Gravitation Laser-Experiment könnte Relativitätstheorie kippen

Seit 400 Jahren gilt eine Entdeckung Galileos als Naturgesetz: Eine schwere Kugel aus Metall fällt exakt so schnell wie eine leichte aus Holz. Einige Physiker bezweifeln das allerdings - und wollen das Gesetz, auf dem auch Einsteins Relativitätstheorie basiert, genauer als je zuvor prüfen.

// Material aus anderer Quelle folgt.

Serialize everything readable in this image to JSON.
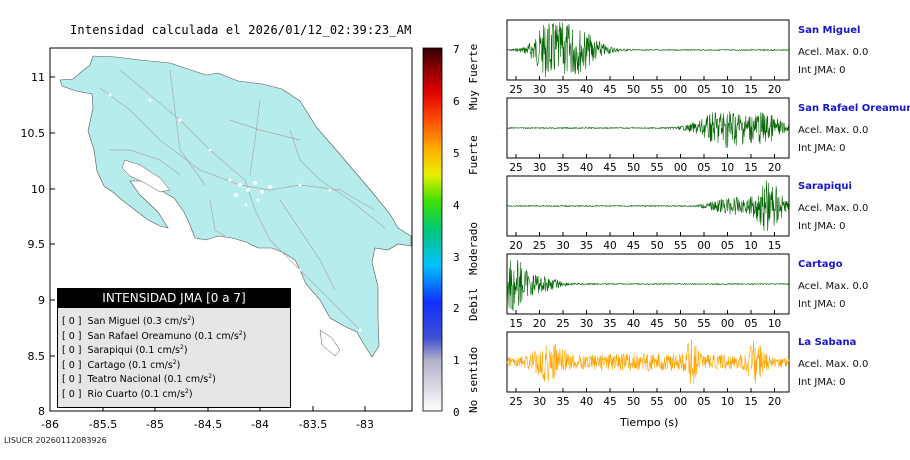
{
  "map": {
    "title": "Intensidad calculada el 2026/01/12_02:39:23_AM",
    "x_ticks": [
      "-86",
      "-85.5",
      "-85",
      "-84.5",
      "-84",
      "-83.5",
      "-83"
    ],
    "y_ticks": [
      "11",
      "10.5",
      "10",
      "9.5",
      "9",
      "8.5",
      "8"
    ],
    "colorbar_ticks": [
      "7",
      "6",
      "5",
      "4",
      "3",
      "2",
      "1",
      "0"
    ],
    "colorbar_labels": [
      "Muy Fuerte",
      "Fuerte",
      "Moderado",
      "Debil",
      "No sentido"
    ],
    "land_color": "#b6ecec",
    "sea_color": "#ffffff"
  },
  "legend": {
    "title": "INTENSIDAD JMA [0 a 7]",
    "rows": [
      {
        "value": "[ 0 ]",
        "name": "San Miguel",
        "accel": "(0.3 cm/s",
        "exp": "2",
        "close": ")"
      },
      {
        "value": "[ 0 ]",
        "name": "San Rafael Oreamuno",
        "accel": "(0.1 cm/s",
        "exp": "2",
        "close": ")"
      },
      {
        "value": "[ 0 ]",
        "name": "Sarapiqui",
        "accel": "(0.1 cm/s",
        "exp": "2",
        "close": ")"
      },
      {
        "value": "[ 0 ]",
        "name": "Cartago",
        "accel": "(0.1 cm/s",
        "exp": "2",
        "close": ")"
      },
      {
        "value": "[ 0 ]",
        "name": "Teatro Nacional",
        "accel": "(0.1 cm/s",
        "exp": "2",
        "close": ")"
      },
      {
        "value": "[ 0 ]",
        "name": "Rio Cuarto",
        "accel": "(0.1 cm/s",
        "exp": "2",
        "close": ")"
      }
    ]
  },
  "footer_id": "LISUCR 20260112083926",
  "chart_data": {
    "type": "line",
    "xlabel": "Tiempo (s)",
    "series": [
      {
        "name": "San Miguel",
        "accel_text": "Acel. Max. 0.0",
        "int_text": "Int JMA: 0",
        "color": "#006400",
        "x_ticks": [
          "25",
          "30",
          "35",
          "40",
          "45",
          "50",
          "55",
          "00",
          "05",
          "10",
          "15",
          "20"
        ]
      },
      {
        "name": "San Rafael Oreamuno",
        "accel_text": "Acel. Max. 0.0",
        "int_text": "Int JMA: 0",
        "color": "#006400",
        "x_ticks": [
          "25",
          "30",
          "35",
          "40",
          "45",
          "50",
          "55",
          "00",
          "05",
          "10",
          "15",
          "20"
        ]
      },
      {
        "name": "Sarapiqui",
        "accel_text": "Acel. Max. 0.0",
        "int_text": "Int JMA: 0",
        "color": "#006400",
        "x_ticks": [
          "20",
          "25",
          "30",
          "35",
          "40",
          "45",
          "50",
          "55",
          "00",
          "05",
          "10",
          "15"
        ]
      },
      {
        "name": "Cartago",
        "accel_text": "Acel. Max. 0.0",
        "int_text": "Int JMA: 0",
        "color": "#006400",
        "x_ticks": [
          "15",
          "20",
          "25",
          "30",
          "35",
          "40",
          "45",
          "50",
          "55",
          "00",
          "05",
          "10"
        ]
      },
      {
        "name": "La Sabana",
        "accel_text": "Acel. Max. 0.0",
        "int_text": "Int JMA: 0",
        "color": "#ffa500",
        "x_ticks": [
          "25",
          "30",
          "35",
          "40",
          "45",
          "50",
          "55",
          "00",
          "05",
          "10",
          "15",
          "20"
        ]
      }
    ]
  }
}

Lunar Laser Ranging Station der University of Texas: Attacke auf Einstein und Galileo
McDonald Observatory

Lunar Laser Ranging Station der University of Texas: Attacke auf Einstein und Galileo

Das Experiment, das Galileo Galilei angeblich auf dem schiefen Turm von Pisa durchgeführt hat, sollte weltberühmt werden: Zwei Körper, fand der Wissenschaftler heraus, fallen exakt gleich schnell, und zwar unabhängig von Masse oder Material. Auch Albert Einsteins Allgemeine Relativitätstheorie basiert auf der Annahme, dass dieses so genannte Äquivalenzprinzip richtig ist. Abweichungen konnten bisher nur auf den Luftwiderstand zurückgeführt werden.

Manche Physiker melden allerdings Zweifel an. "Einige moderne Theorien besagen, dass die Beschleunigung durch Schwerkraft doch von der Zusammensetzung des Objekts abhängt, wenn auch nur in geringem Maße", sagt Jim Williams vom Jet Propulsion Laboratory der Nasa. Sollte das stimmen, müsste die Allgemeine Relativitätstheorie umgeschrieben werden - eine Revolution in der Physik wäre die Folge.

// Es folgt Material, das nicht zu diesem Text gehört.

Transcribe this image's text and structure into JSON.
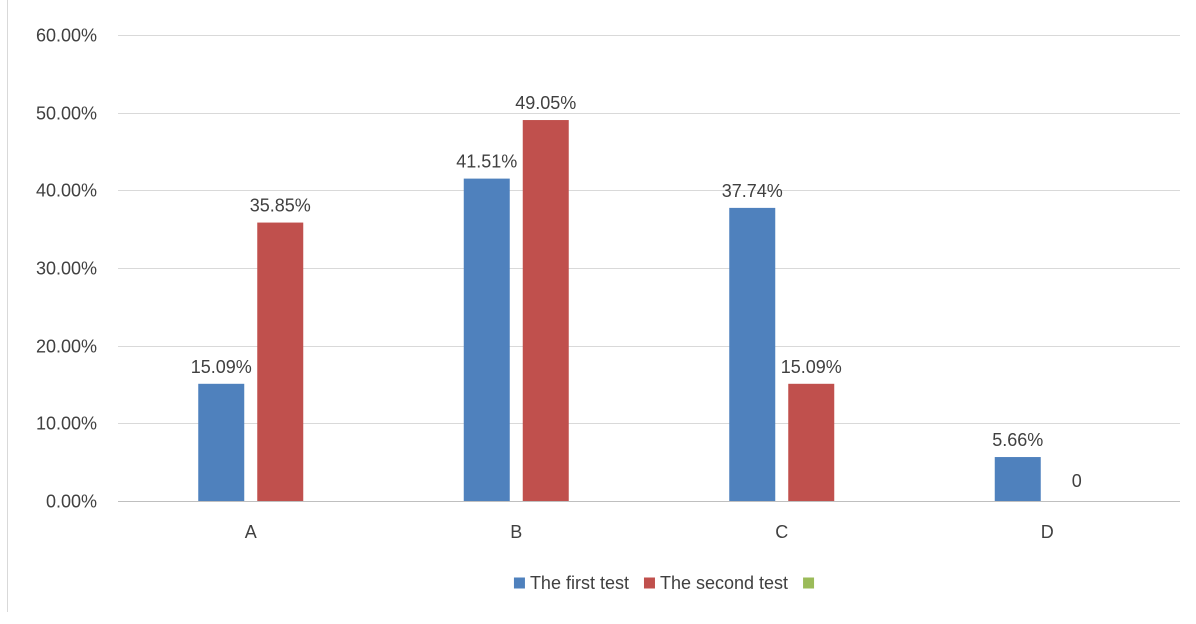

Die Bestimmung des Abstands zwischen Mond und Erde soll nun zeigen, ob sich Galileo und Einstein irrten. Während sich Newton Gedanken über fallende Äpfel machte und Galileo seine Experimente mit Holz- und Metallkugeln durchführte, lassen die modernen Wissenschaftler Erde und Mond in Richtung Sonne fallen. Die beiden Himmelskörper besitzen, genau wie Galileos Kugeln, unterschiedliche Massen und Zusammensetzungen. Sollten sie durch die Gravitation der Sonne verschieden stark beschleunigt werden, müsste sich der Abstand zwischen ihnen geringfügig verändern.

Reflektor, auf dem Mond von den Astronauten der Apollo-14-Mission aufgestellt: Millimetergenaue Abstandsmessung
NASA

Reflektor, auf dem Mond von den Astronauten der Apollo-14-Mission aufgestellt: Millimetergenaue Abstandsmessung

"Mit derartig großen Massen wie denen der Erde und des Mondes könnten wir in der Lage sein, den kleinen Effekt nachzuweisen", meint Williams. Die Physiker wollen die Entfernung zum Mond deshalb per Laser millimetergenau bestimmen. Möglich wird das Experiment durch Reflektoren, die Apollo-Astronauten bereits Ende der sechziger Jahre auf dem Mond aufgestellt haben. Bisher konnte der rund 385.000 Kilometer große Abstand zwischen Erde und Mond auf etwa 1,7 Zentimeter genau gemessen werden. Damit ließ sich die Gültigkeit des Äquivalenzprinzips auf 13 Stellen hinter dem Komma bestimmen - was jedoch für manche Theorien, die Einstein in Frage stellen, nicht ausreicht.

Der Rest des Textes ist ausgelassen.